Dwras map Gwyn felt astonishingly calm as he inched down the byre wall and let his head slump. With one eye closed, he kept the other half open
upon the valley. The spear slowly came to rest across his lap. His other hand, hidden in the wolfskin’s shaggy folds, clutched the horn. He gripped the spear and waited.
Without doubt, he’d never done anything as hard as pretending to be asleep while judging when the raiders had crept far enough from the forest.
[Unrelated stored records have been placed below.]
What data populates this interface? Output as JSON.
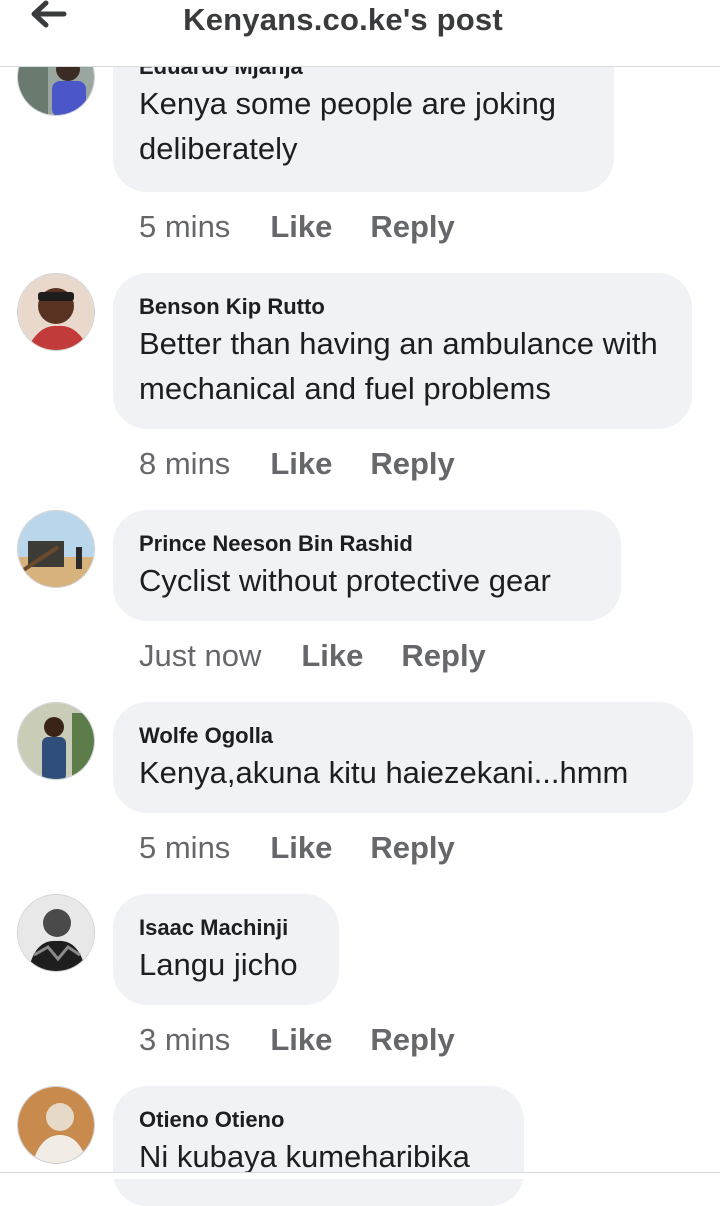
{
  "header": {
    "title": "Kenyans.co.ke's post",
    "back_icon": "arrow-left-icon"
  },
  "colors": {
    "bubble": "#f0f2f5",
    "meta": "#65676b",
    "text": "#1c1e21"
  },
  "comments": [
    {
      "author": "Eduardo Mjanja",
      "text": "Kenya some people are joking deliberately",
      "time": "5 mins",
      "like": "Like",
      "reply": "Reply"
    },
    {
      "author": "Benson Kip Rutto",
      "text": "Better than having an ambulance with mechanical and fuel problems",
      "time": "8 mins",
      "like": "Like",
      "reply": "Reply"
    },
    {
      "author": "Prince Neeson Bin Rashid",
      "text": "Cyclist without protective gear",
      "time": "Just now",
      "like": "Like",
      "reply": "Reply"
    },
    {
      "author": "Wolfe Ogolla",
      "text": "Kenya,akuna kitu haiezekani...hmm",
      "time": "5 mins",
      "like": "Like",
      "reply": "Reply"
    },
    {
      "author": "Isaac Machinji",
      "text": "Langu jicho",
      "time": "3 mins",
      "like": "Like",
      "reply": "Reply"
    },
    {
      "author": "Otieno Otieno",
      "text": "Ni kubaya kumeharibika",
      "time": "",
      "like": "",
      "reply": ""
    }
  ]
}
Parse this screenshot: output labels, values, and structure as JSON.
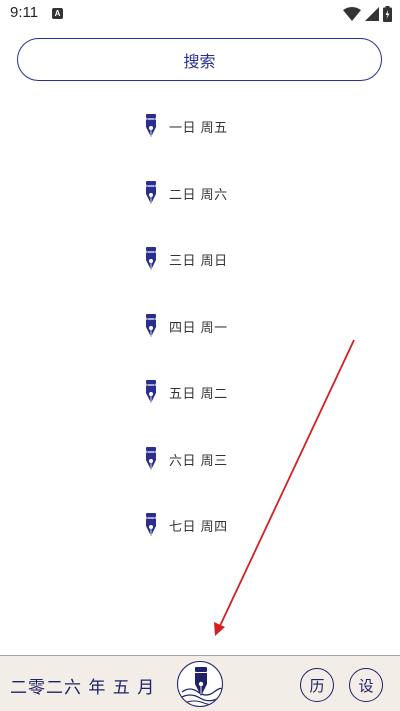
{
  "status": {
    "time": "9:11",
    "notif_letter": "A"
  },
  "search": {
    "label": "搜索"
  },
  "days": [
    {
      "label": "一日 周五"
    },
    {
      "label": "二日 周六"
    },
    {
      "label": "三日 周日"
    },
    {
      "label": "四日 周一"
    },
    {
      "label": "五日 周二"
    },
    {
      "label": "六日 周三"
    },
    {
      "label": "七日 周四"
    }
  ],
  "bottom": {
    "date": "二零二六 年 五 月",
    "history_label": "历",
    "settings_label": "设"
  },
  "colors": {
    "accent": "#2a2f8f",
    "annotation": "#d42020",
    "bar_bg": "#f3ede8"
  },
  "icons": {
    "day_item": "fountain-pen-icon",
    "logo": "pen-emblem-icon"
  }
}
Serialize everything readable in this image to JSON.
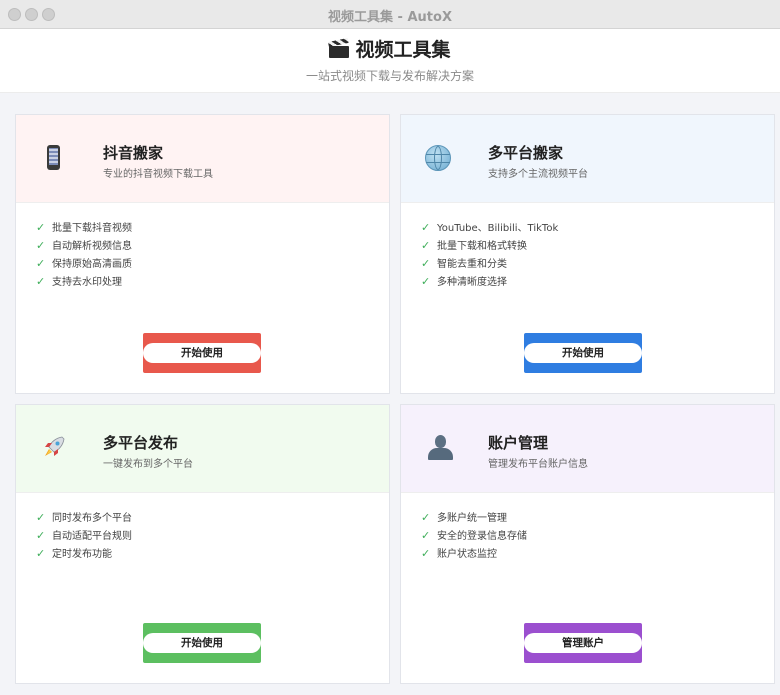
{
  "window": {
    "title": "视频工具集 - AutoX"
  },
  "header": {
    "title": "视频工具集",
    "subtitle": "一站式视频下载与发布解决方案"
  },
  "cards": [
    {
      "title": "抖音搬家",
      "description": "专业的抖音视频下载工具",
      "icon": "mobile-phone-icon",
      "header_bg": "#fff3f3",
      "accent": "#e8584c",
      "features": [
        "批量下载抖音视频",
        "自动解析视频信息",
        "保持原始高清画质",
        "支持去水印处理"
      ],
      "button_label": "开始使用"
    },
    {
      "title": "多平台搬家",
      "description": "支持多个主流视频平台",
      "icon": "globe-icon",
      "header_bg": "#f0f6fd",
      "accent": "#2f7de1",
      "features": [
        "YouTube、Bilibili、TikTok",
        "批量下载和格式转换",
        "智能去重和分类",
        "多种清晰度选择"
      ],
      "button_label": "开始使用"
    },
    {
      "title": "多平台发布",
      "description": "一键发布到多个平台",
      "icon": "rocket-icon",
      "header_bg": "#f1fbef",
      "accent": "#5cbf60",
      "features": [
        "同时发布多个平台",
        "自动适配平台规则",
        "定时发布功能"
      ],
      "button_label": "开始使用"
    },
    {
      "title": "账户管理",
      "description": "管理发布平台账户信息",
      "icon": "user-silhouette-icon",
      "header_bg": "#f6f1fc",
      "accent": "#9b4fcf",
      "features": [
        "多账户统一管理",
        "安全的登录信息存储",
        "账户状态监控"
      ],
      "button_label": "管理账户"
    }
  ]
}
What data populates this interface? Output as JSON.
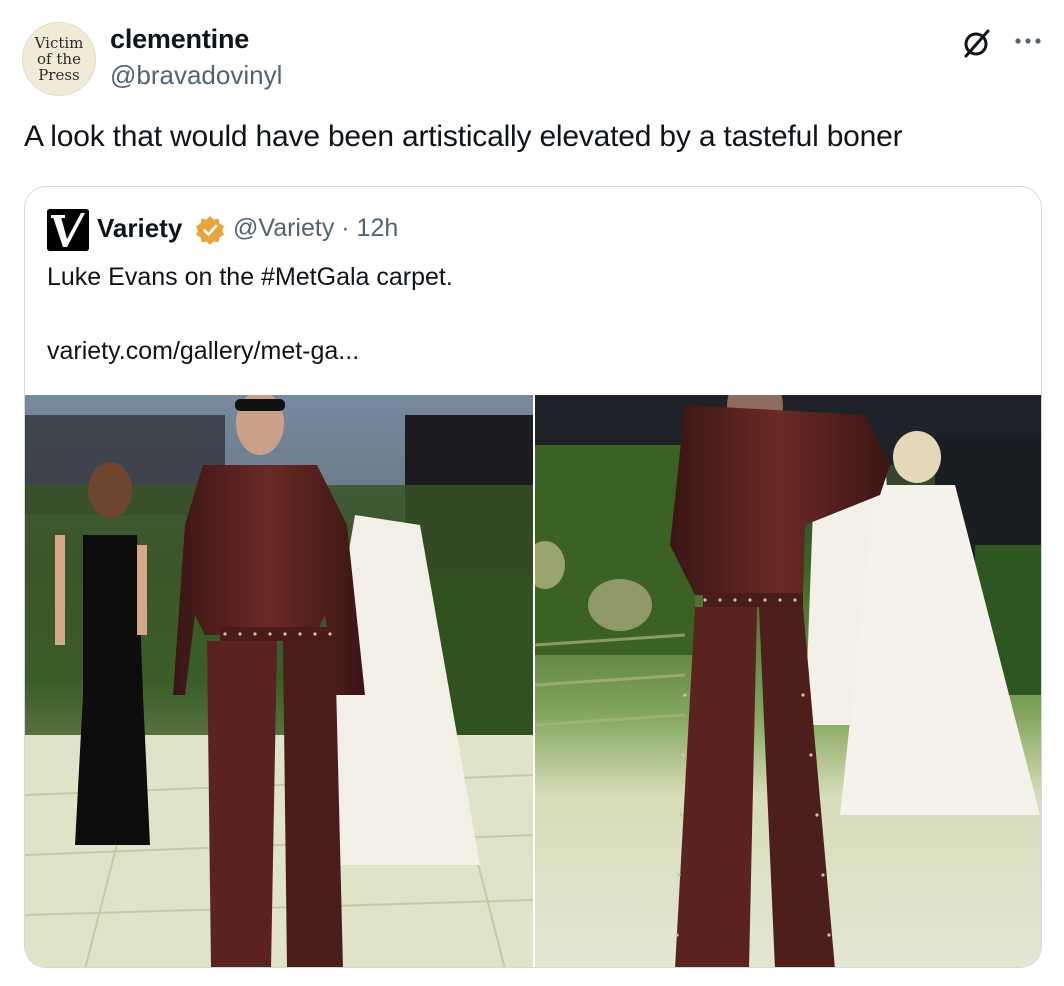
{
  "author": {
    "avatar_lines": [
      "Victim",
      "of the",
      "Press"
    ],
    "display_name": "clementine",
    "handle": "@bravadovinyl"
  },
  "actions": {
    "grok_icon": "grok-icon",
    "more_icon": "more-icon"
  },
  "tweet": {
    "text": "A look that would have been artistically elevated by a tasteful boner"
  },
  "quoted": {
    "logo_icon": "variety-logo-icon",
    "name": "Variety",
    "verified_color": "#e8a33d",
    "handle_time": "@Variety · 12h",
    "text": "Luke Evans on the #MetGala carpet.",
    "link": "variety.com/gallery/met-ga..."
  },
  "media": {
    "photos": [
      {
        "subject": "front-view-photo"
      },
      {
        "subject": "back-view-photo"
      }
    ]
  }
}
He feared his hammering heart would wake everyone by itself.
A few more steps…just a few…more…
AS BADULF and his men left cover to approach the village and its lone, dozing sentry, the man jumped up, bleating the alarm. The huts spewed shouting men and women brandishing scythes, axes, pitchforks, and staves. Surprisingly, many of the men wielded swords. The sentry raced toward them, howling to wake the dead, spear leveled.
Warriors!
But not Loth’s. These men fought with skill and discipline the likes of which Badulf had never seen. As the sentry neared, the moonlight bouncing off his cloak-pin revealed not the rearing Bear of Lothian, but a raging dragon. The omens, Badulf realized with bowel-loosening despair, had been true!
KILLING CAME to Dwras with incredible ease. The first foe tasted the spear point through the throat. That, for Talya! The second died with the spear sprouting from his belly. For Gwydion! As he yanked it free, he caught another warrior in the chin with the spear’s sharpened butt. He whirled to see the man staggering backward, arms flailing. Dwras gladly helped him enter the realm of the Angli gods.
He lost count after that, remaining oblivious to how the others were faring. Everything melded into a blur of snow churned with mud and blood in dawn’s ashen netherlight. Sometime during the skirmish, his spear shaft broke. He didn’t recall picking up a dead man’s sword, yet there it lay in his fist, and just as useful as his spear had been.
Passion for vengeance flourished within him. Each man he felled spawned the lust to kill two more. To his fierce joy, there seemed to be an endless supply.